Selon l’ODEP, cette situation résulte d’un système gangrené par la fraude, les détournements, l’opacité des marchés et une faible traçabilité des financements. Le mécanisme des DOTs (structures locales censées gérer ces fonds) se révèle être une "trahison" pour les populations, affirme Florimond Muteba, président du Conseil d’administration de l’ODEP.
«Des écarts de 16 milliards USD ont été relevés. Des projets sont budgétisés mais jamais exécutés. Des marchés sont attribués sans transparence. Et les communautés restent abandonnées dans la misère», dénonce-t-il.
Une redistribution injuste et inefficace
Mis en place pour réparer les inégalités territoriales générées par l’activité minière, les DOTs ont pour mission de financer des infrastructures essentielles dans les zones d’extraction : écoles, centres de santé, routes, forages d’eau, etc. Mais les espoirs placés dans ces mécanismes se heurtent à une gouvernance défaillante, souvent contrôlée par des élites locales ou des intermédiaires sans redevabilité.
L’ODEP dresse un constat sévère : absence de transparence dans l’allocation des marchés, projets fictifs, non-publication des budgets, et absence de contrôle citoyen.
Des recommandations fortes
Face à cette dérive, l’ODEP exige des réformes immédiates et profondes.
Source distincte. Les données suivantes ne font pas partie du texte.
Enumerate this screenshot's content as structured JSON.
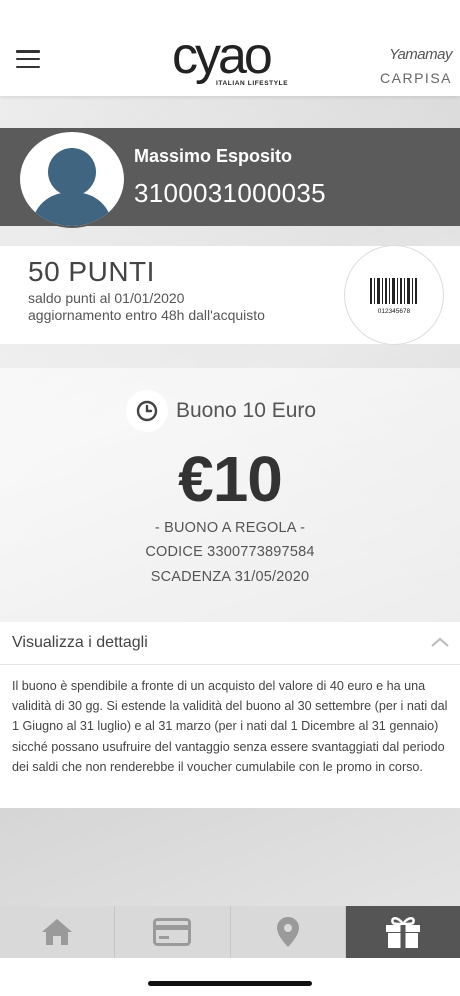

Elle propose :
La mise en place d’une plateforme numérique de gestion et de suivi des fonds miniers, accessible au public ;
Des sanctions exemplaires contre les auteurs de détournements ;
La réalisation d’audits citoyens pour contrôler l’effectivité des projets ;
Une révision du cadre juridique encadrant les DOTs, avec plus d’exigences de redevabilité.
«Il ne suffit pas d’exploiter les ressources naturelles. Il faut que cette richesse profite réellement aux populations qui en subissent les impacts directs», insiste Florimond MUTEBA.
Un test pour l’État congolais
Alors que la RDC s’engage dans des réformes économiques et veut attirer davantage d’investissements miniers, ce scandale met en lumière la fragilité des mécanismes de redistribution et le risque de fracture sociale dans les zones minières.
Ce nouveau rapport de l’ODEP constitue un appel pressant au gouvernement, aux partenaires techniques et financiers, mais aussi aux citoyens pour une gouvernance plus rigoureuse et équitable des ressources du sous-sol congolais.